Hoje em dia, o circo está pouco valorizado. Segundo Gilberto, as pessoas gostam de circo, mas não têm mais o mesmo vínculo. Antes não tinha internet e televisão, por exemplo, e o pessoal ia para ver a luz, porque em algumas cidades, nem luz tinha. Ele também acredita que para fazer seu personagem (palhaço) requer uma coisa: dom. “Às vezes, o Gilberto está meio triste, mas é só se transformar em palhaço Sardinha que tudo muda”, relata ao lembrar quando sua mãe faleceu e no outro dia já tinha que trabalhar e estar feliz.
“Não tem como não gostar dele”
Um dos seus filhos, Jonatthan, diz o quanto seu pai é protetor e atencioso. “Uma vez fui atropelado e meu pai me socorreu rapidamente parando um carro que passava para me levar para o hospital”, relata. Além disso, ele diz que seu pai é seu maior orgulho.
Outras pessoas que não são da família também admiram muito Gilberto. Fátima Carneiro trabalha no caixa da pizzaria onde Gilberto atua e o conhece há 11 anos. “Ele é a pessoa que vale por todos aqui, é muito eficiente […] Admiro muito essa força que ele tem, de trabalhar para dar uma vida de conforto para a família dele”, enfatiza.
Em Ponta Grossa, o circo de São Paulo, o Medrano, está realizando apresentações. Esse circo foi o que Sandra fugiu aos 17 anos. Mostrando familiaridade com as tecnologias, Salgueiro assiste ao espetáculo, tira fotos e conversa com seus amigos de circo. Quem o conhece, percebe o quanto a vida circense é motivo de orgulho para ele. “Ninguém tira de nós a harmonia, a alegria e a paz que o circo traz”, afirma.
Ele também fala que, se perguntarmos às pessoas que trabalham no circo se querem largar essa vida e ter todo conforto na cidade, uma casa fixa, um salário bom, a resposta vai ser não. “Nos contentamos com o mínimo”, diz.
Gilberto se mostra muito emocionado toda vez que a palavra ‘familía’ é tocada. Fala que seus filhos são diferentes um do outro, das qualidades, o qual tem mais jeito de palhaço também. Um deles sempre está viajando pelo mundo. “Toda vez que dá 22h, sei que ele vai entrar no globo da morte, começo a orar para que tudo dê certo”, enfatiza.
Além da vida mágica
Outra curiosidade é que Salgueiro também é costureiro. É ele que cria todas as roupas que seus filhos usam no circo, além dos cenários. Seu pai também costura, de tanto olhar, um dia resolveu tentar e hoje em dia, passa o dia costurando. “Às vezes nem almoço, o tempo passa, é curto demais quando estamos fazendo algo que a gente gosta”, completa. Aproveita que tem alguns dos filhos em casa, acorda cedo, joga o tecido no chão e pensa no que criar, faz e já pede para experimentarem: “às vezes não fica do jeito que a gente quer quando mandamos na costureira, então prefiro fazer”.

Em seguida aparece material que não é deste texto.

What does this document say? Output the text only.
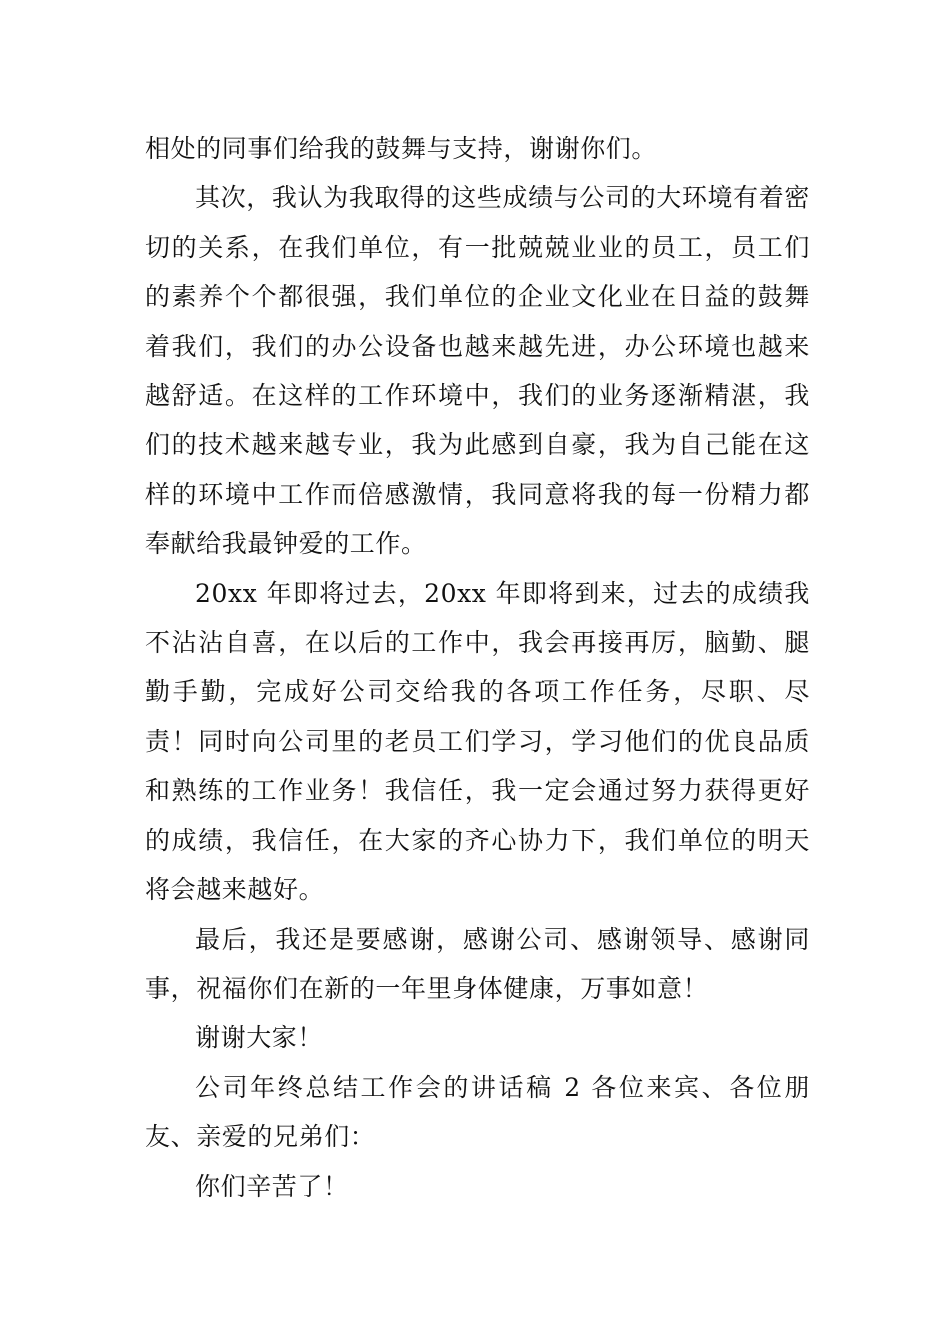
相处的同事们给我的鼓舞与支持，谢谢你们。

其次，我认为我取得的这些成绩与公司的大环境有着密切的关系，在我们单位，有一批兢兢业业的员工，员工们的素养个个都很强，我们单位的企业文化业在日益的鼓舞着我们，我们的办公设备也越来越先进，办公环境也越来越舒适。在这样的工作环境中，我们的业务逐渐精湛，我们的技术越来越专业，我为此感到自豪，我为自己能在这样的环境中工作而倍感激情，我同意将我的每一份精力都奉献给我最钟爱的工作。

20xx 年即将过去，20xx 年即将到来，过去的成绩我不沾沾自喜，在以后的工作中，我会再接再厉，脑勤、腿勤手勤，完成好公司交给我的各项工作任务，尽职、尽责！同时向公司里的老员工们学习，学习他们的优良品质和熟练的工作业务！我信任，我一定会通过努力获得更好的成绩，我信任，在大家的齐心协力下，我们单位的明天将会越来越好。

最后，我还是要感谢，感谢公司、感谢领导、感谢同事，祝福你们在新的一年里身体健康，万事如意！

谢谢大家！

公司年终总结工作会的讲话稿 2 各位来宾、各位朋友、亲爱的兄弟们：

你们辛苦了！
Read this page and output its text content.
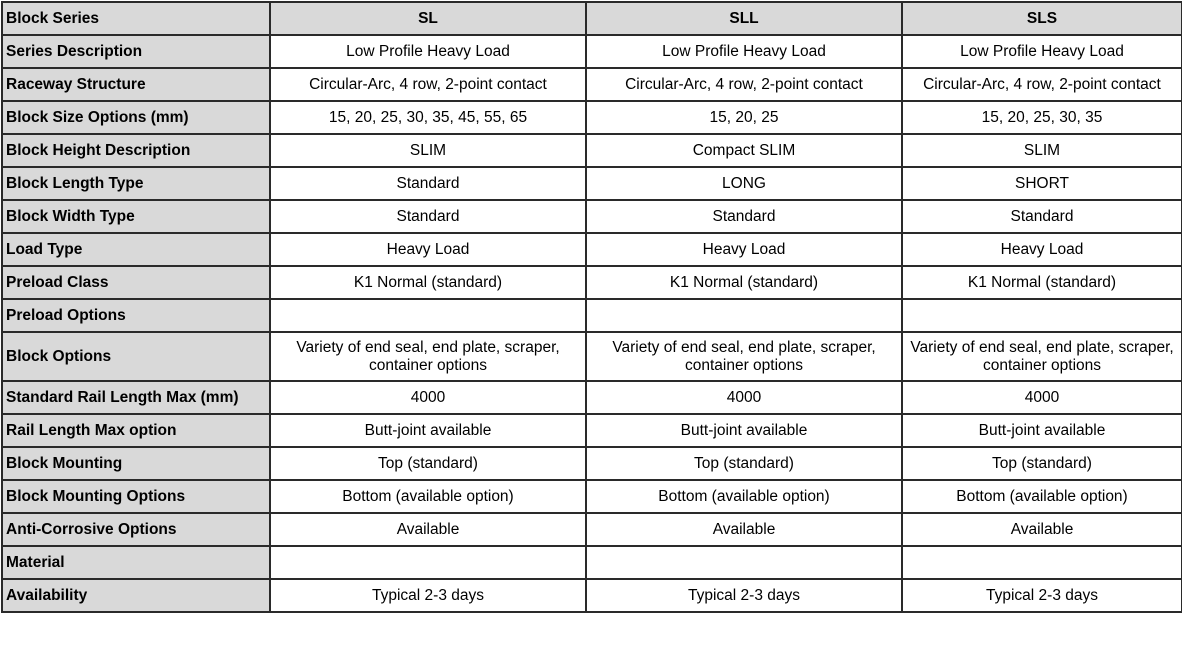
Block Series	SL	SLL	SLS
Series Description	Low Profile Heavy Load	Low Profile Heavy Load	Low Profile Heavy Load
Raceway Structure	Circular-Arc, 4 row, 2-point contact	Circular-Arc, 4 row, 2-point contact	Circular-Arc, 4 row, 2-point contact
Block Size Options (mm)	15, 20, 25, 30, 35, 45, 55, 65	15, 20, 25	15, 20, 25, 30, 35
Block Height Description	SLIM	Compact SLIM	SLIM
Block Length Type	Standard	LONG	SHORT
Block Width Type	Standard	Standard	Standard
Load Type	Heavy Load	Heavy Load	Heavy Load
Preload Class	K1 Normal (standard)	K1 Normal (standard)	K1 Normal (standard)
Preload Options			
Block Options	Variety of end seal, end plate, scraper, container options	Variety of end seal, end plate, scraper, container options	Variety of end seal, end plate, scraper, container options
Standard Rail Length Max (mm)	4000	4000	4000
Rail Length Max option	Butt-joint available	Butt-joint available	Butt-joint available
Block Mounting	Top (standard)	Top (standard)	Top (standard)
Block Mounting Options	Bottom (available option)	Bottom (available option)	Bottom (available option)
Anti-Corrosive Options	Available	Available	Available
Material			
Availability	Typical 2-3 days	Typical 2-3 days	Typical 2-3 days
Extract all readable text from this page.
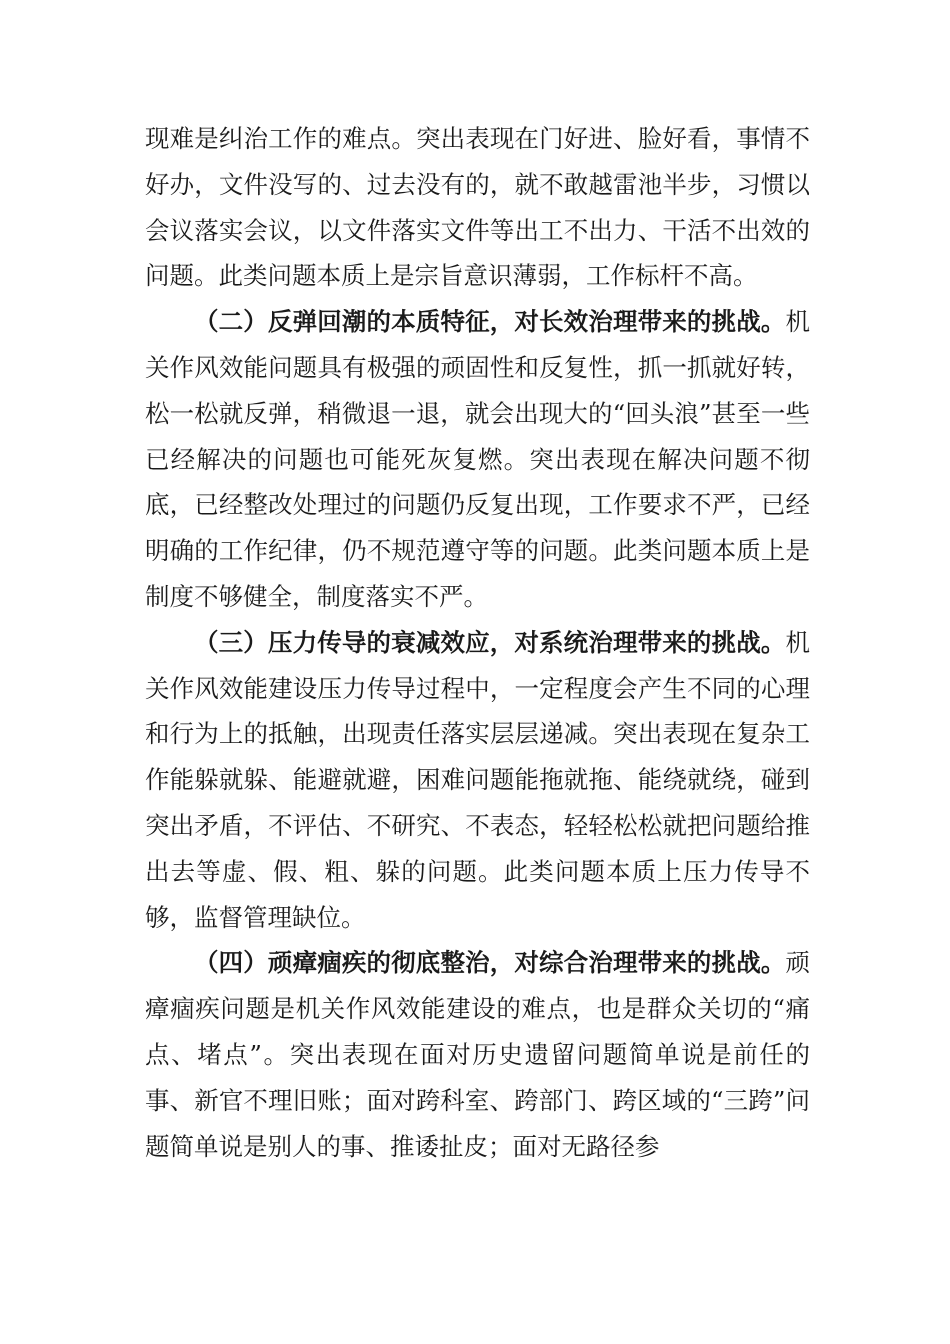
现难是纠治工作的难点。突出表现在门好进、脸好看，事情不好办，文件没写的、过去没有的，就不敢越雷池半步，习惯以会议落实会议，以文件落实文件等出工不出力、干活不出效的问题。此类问题本质上是宗旨意识薄弱，工作标杆不高。

（二）反弹回潮的本质特征，对长效治理带来的挑战。机关作风效能问题具有极强的顽固性和反复性，抓一抓就好转，松一松就反弹，稍微退一退，就会出现大的“回头浪”甚至一些已经解决的问题也可能死灰复燃。突出表现在解决问题不彻底，已经整改处理过的问题仍反复出现，工作要求不严，已经明确的工作纪律，仍不规范遵守等的问题。此类问题本质上是制度不够健全，制度落实不严。

（三）压力传导的衰减效应，对系统治理带来的挑战。机关作风效能建设压力传导过程中，一定程度会产生不同的心理和行为上的抵触，出现责任落实层层递减。突出表现在复杂工作能躲就躲、能避就避，困难问题能拖就拖、能绕就绕，碰到突出矛盾，不评估、不研究、不表态，轻轻松松就把问题给推出去等虚、假、粗、躲的问题。此类问题本质上压力传导不够，监督管理缺位。

（四）顽瘴痼疾的彻底整治，对综合治理带来的挑战。顽瘴痼疾问题是机关作风效能建设的难点，也是群众关切的“痛点、堵点”。突出表现在面对历史遗留问题简单说是前任的事、新官不理旧账；面对跨科室、跨部门、跨区域的“三跨”问题简单说是别人的事、推诿扯皮；面对无路径参
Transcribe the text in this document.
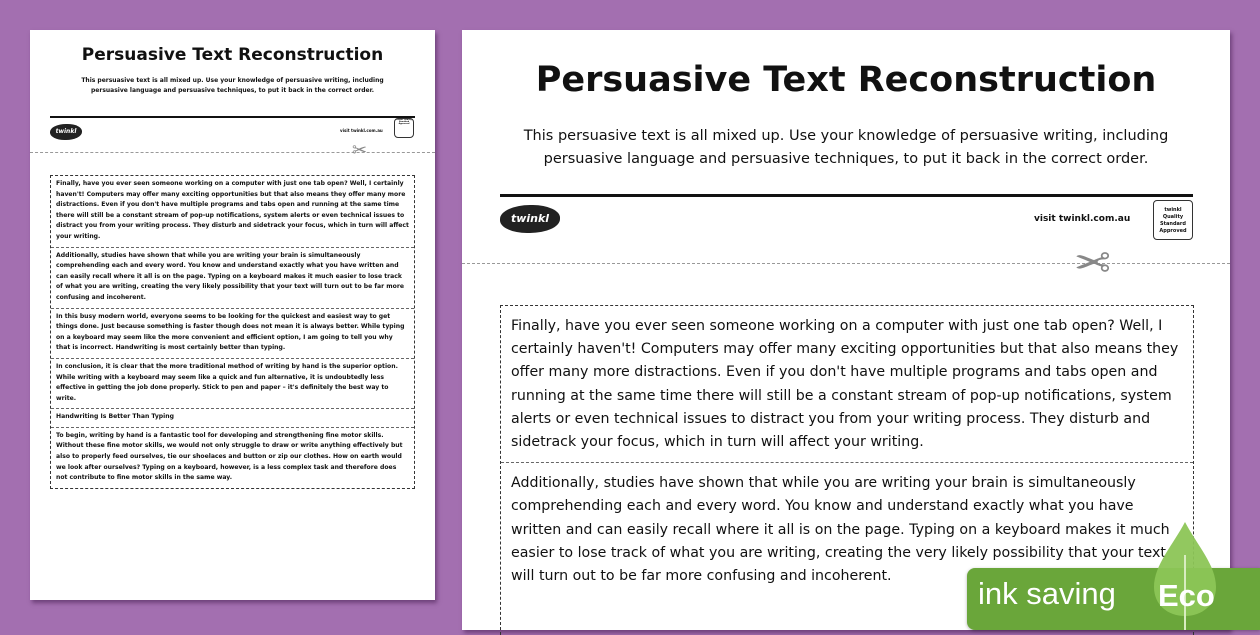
Persuasive Text Reconstruction
This persuasive text is all mixed up. Use your knowledge of persuasive writing, including persuasive language and persuasive techniques, to put it back in the correct order.
twinkl	visit twinkl.com.au
twinkl Quality Standard Approved
✂
Finally, have you ever seen someone working on a computer with just one tab open? Well, I certainly haven't! Computers may offer many exciting opportunities but that also means they offer many more distractions. Even if you don't have multiple programs and tabs open and running at the same time there will still be a constant stream of pop-up notifications, system alerts or even technical issues to distract you from your writing process. They disturb and sidetrack your focus, which in turn will affect your writing.
Additionally, studies have shown that while you are writing your brain is simultaneously comprehending each and every word. You know and understand exactly what you have written and can easily recall where it all is on the page. Typing on a keyboard makes it much easier to lose track of what you are writing, creating the very likely possibility that your text will turn out to be far more confusing and incoherent.
In this busy modern world, everyone seems to be looking for the quickest and easiest way to get things done. Just because something is faster though does not mean it is always better. While typing on a keyboard may seem like the more convenient and efficient option, I am going to tell you why that is incorrect. Handwriting is most certainly better than typing.
In conclusion, it is clear that the more traditional method of writing by hand is the superior option. While writing with a keyboard may seem like a quick and fun alternative, it is undoubtedly less effective in getting the job done properly. Stick to pen and paper – it's definitely the best way to write.
Handwriting Is Better Than Typing
To begin, writing by hand is a fantastic tool for developing and strengthening fine motor skills. Without these fine motor skills, we would not only struggle to draw or write anything effectively but also to properly feed ourselves, tie our shoelaces and button or zip our clothes. How on earth would we look after ourselves? Typing on a keyboard, however, is a less complex task and therefore does not contribute to fine motor skills in the same way.
Persuasive Text Reconstruction
This persuasive text is all mixed up. Use your knowledge of persuasive writing, including persuasive language and persuasive techniques, to put it back in the correct order.
twinkl	visit twinkl.com.au
twinkl Quality Standard Approved
✂
Finally, have you ever seen someone working on a computer with just one tab open? Well, I certainly haven't! Computers may offer many exciting opportunities but that also means they offer many more distractions. Even if you don't have multiple programs and tabs open and running at the same time there will still be a constant stream of pop-up notifications, system alerts or even technical issues to distract you from your writing process. They disturb and sidetrack your focus, which in turn will affect your writing.
Additionally, studies have shown that while you are writing your brain is simultaneously comprehending each and every word. You know and understand exactly what you have written and can easily recall where it all is on the page. Typing on a keyboard makes it much easier to lose track of what you are writing, creating the very likely possibility that your text will turn out to be far more confusing and incoherent.	ink saving Eco
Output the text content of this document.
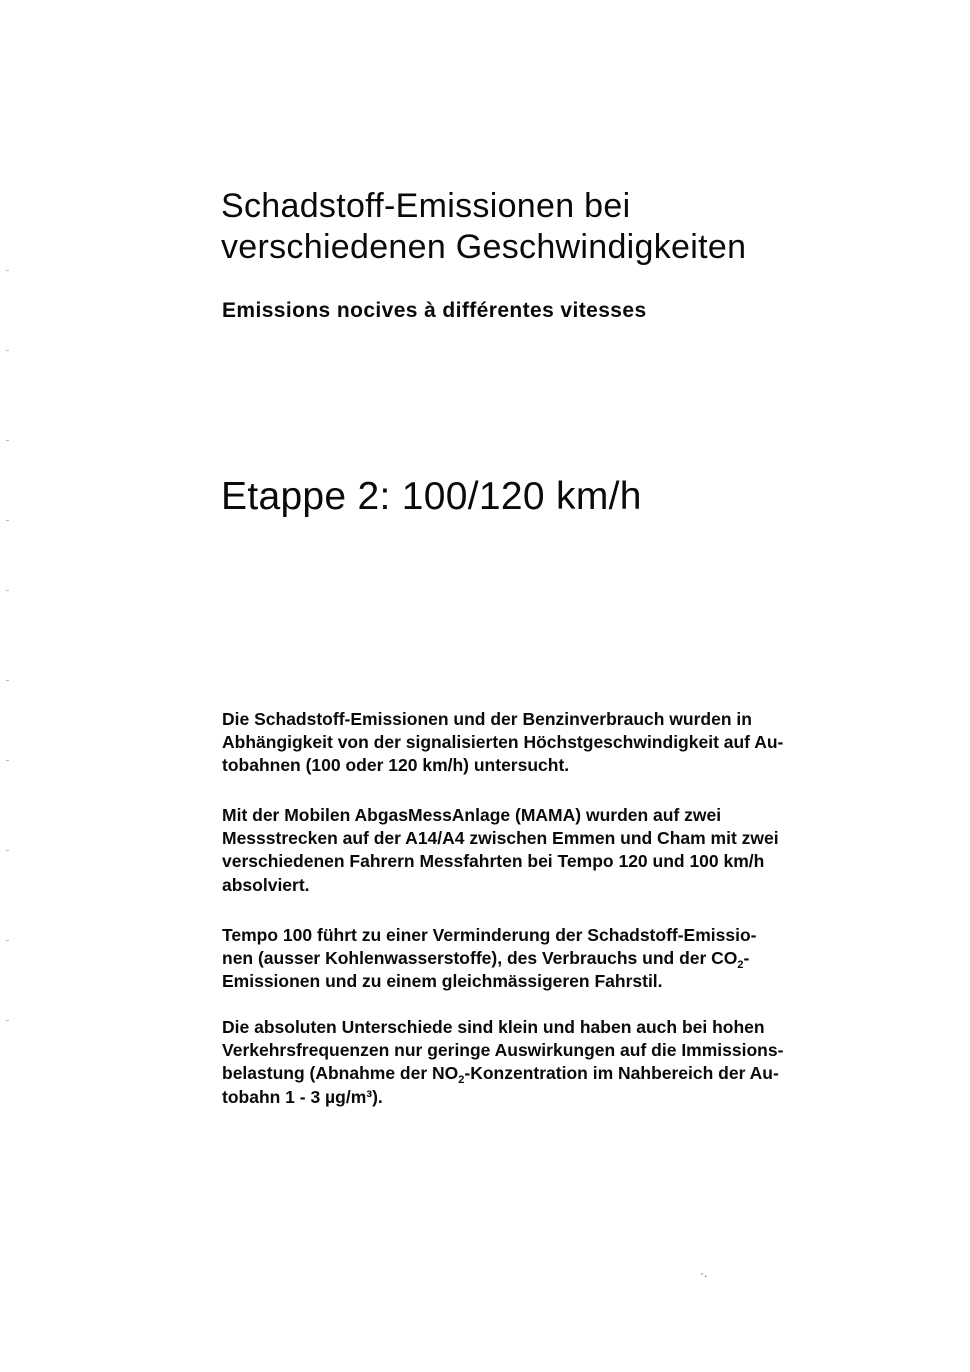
Schadstoff-Emissionen bei
verschiedenen Geschwindigkeiten
Emissions nocives à différentes vitesses
Etappe 2: 100/120 km/h
Die Schadstoff-Emissionen und der Benzinverbrauch wurden in
Abhängigkeit von der signalisierten Höchstgeschwindigkeit auf Au-
tobahnen (100 oder 120 km/h) untersucht.
Mit der Mobilen AbgasMessAnlage (MAMA) wurden auf zwei
Messstrecken auf der A14/A4 zwischen Emmen und Cham mit zwei
verschiedenen Fahrern Messfahrten bei Tempo 120 und 100 km/h
absolviert.
Tempo 100 führt zu einer Verminderung der Schadstoff-Emissio-
nen (ausser Kohlenwasserstoffe), des Verbrauchs und der $CO_2-$
Emissionen und zu einem gleichmässigeren Fahrstil.
Die absoluten Unterschiede sind klein und haben auch bei hohen
Verkehrsfrequenzen nur geringe Auswirkungen auf die Immissions-
belastung (Abnahme der $NO_2$-Konzentration im Nahbereich der Au-
tobahn 1 - 3 µg/m³).
·.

Já seu personagem, o palhaço Sardinha, é aos moldes tradicionais. “Procuro manter o palhaço de antigamente, sem palavrões, com brincadeiras e na inocência”. Quem quiser conhecê-lo, é só ir ao Circo da Pizza*, aos finais de semana. A colega de trabalho, Fátima, ainda conta que muitas vezes as família chegam no meio da semana querendo saber onde está o palhaço. “Quando falo que ele não está, as famílias vão embora e só voltam ao fim de semana”, conta sorrindo, reconhecendo que ele é a atração da casa.
É nessa vida simples e alegre que Gilberto Salgueiro, de 51 anos, cresceu. Todos os dias, novas histórias são feitas. Todos os dias ele percorre caminhos com uma única meta: ter uma vida feliz e digna ao lado das pessoas que ele ama.
O Circo da Pizza fica localizado na Rua Júlio de Castilhos, 963, no Centro de Ponta Grossa.